Evolution is defined simply as change over time. When we (Ashley & Liz) reference “our ancestors,” we are referring to humans living before modern societies. We try to steer away from firm historical timelines and instead focus on pre- and post- modern times. We simply want to lay out the successes of “before” to find modern applications that may help us overcome current chronic, depleting issues.
For our ancestors, hard labor was a part of life. Without it, they didn’t survive. Conditions were harsh. People were cold in the winter, hot in the summer. Food had to be gathered, hunted, or grown. We were not protected from droughts, famines and other food shortages. Lives were lost when minor cuts turned into major infections. We had little guarantee of what tomorrow would bring. Yet, here we are today–promoting lives like our ancestors. Why? Our ancestors faced challenges rare for most of us today, but they were free of modern plagues, meaning modern inflammatory conditions and diseases. They were vibrant and strong. They initiated their “fight or flight” only when survival depended on it (not during little events like road rage). They lived in tightly-woven communities with social interaction and support. They were free of “wellness” or “fitness” or “beauty” pressures (culturally-developed ideas).
Does practicing ancestral health mean we can go back? Can we recreate those feelings? Those communities? No, we cannot. But, we can learn from them.
We can embrace modern advances without losing sight of ancient wisdom. That is ancestral health.
When humans adopted modern agriculture, we replaced much of our nutrient dense foods like meat, fruits, vegetables and starchy plants with nutrient-scant foods like wheat, rice and corn. As a result, we lost four inches from our average height, prevalence of anemia increased, our bones weakened, and infectious diseases became more rampant. (1) Today, extant hunter-gatherer populations exhibit far superior health when compared to other modern humans. This is evident in their lower blood pressure, improved insulin sensitivity, fewer bone fractures and improved fitness. (2)

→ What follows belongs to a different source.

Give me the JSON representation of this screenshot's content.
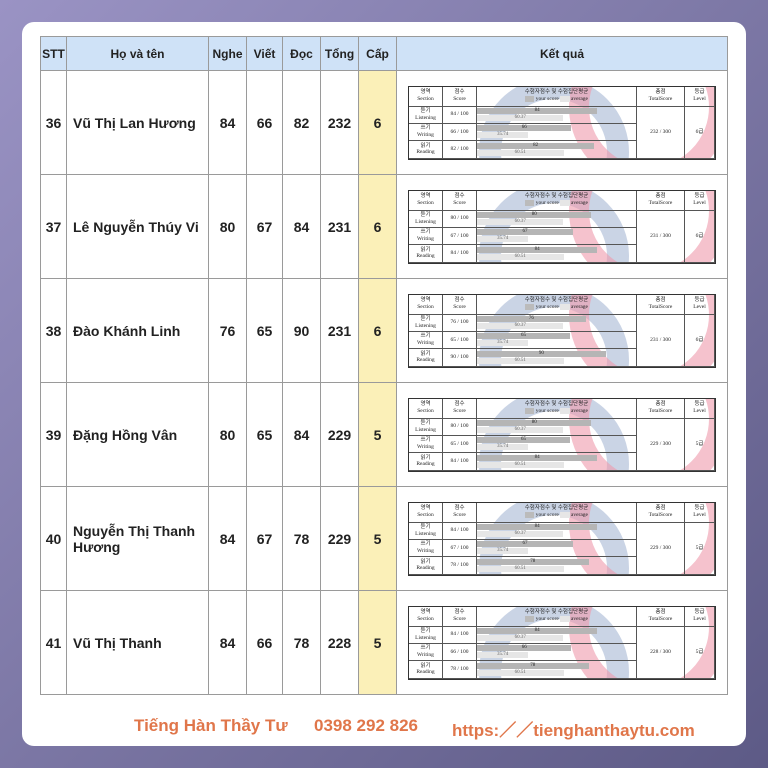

A common argument against the ancestral approach is that ‘our ancestors all died by the time they were 30.’ This is misleading. While the life expectancy of our ancestors was much lower than today’s, this was due largely to infant mortality, warfare and infectious diseases. Those who lived to old age did so without chronic disease, while today, chronic disease has infiltrated into all populations, not just the elderly. (3)
In the U.S. today,
– 70% of adults are overweight or obese
– 1/3 of adults have high blood pressure
– Over 26 million adults have been diagnosed with heart disease
– Over 50 million adults have arthritis
– 6 million children have been diagnosed with ADHD
– 7.4 million women aged 15-44 have used infertility services (4)
Research reveals that our ancestors enjoyed robust health and that today, we do not.
Lower mortality is being replaced by higher morbidity (ill health). (5)
We have no desire to replicate all ancestral practices. But, we can incorporate important pieces of ancestral life. We can mimic the diet, activity, sleep habits, stress management and social interactions. This is vitally important because experts estimate that 90% of disease is caused by lifestyle choices, leaving just 10% caused by genetics.
Today, bring awareness to your life, identify what’s not working well, and begin making incremental improvements. Set priorities. Place accountability. Minimize modern stress. Learn how to use food as medicine. Overcome your addiction to sugar. Move all day, not just for an hour at the end of the day. Face your dark passengers and show them the exit door, once and for all. Discover tools in your life to never allow those dark passengers in again. Discover love in yourself and others. See the beauty even when it’s hidden behind what makes you uncomfortable. Invite others beside you to help you. Overcome your loneliness. Improve your relationships. Do not let anyone shame or dehumanize you. Put down your distractions and enjoy boredom. Soak up your family and friends. Spend pockets of time each day doing what you love. Choose a job you love. No age range is too young to begin. Children need to make these changes too. They should not spend their days inside, overly-busy driving from point A to B, and plugged into media devices. As their care provider, you control these decisions. Help them!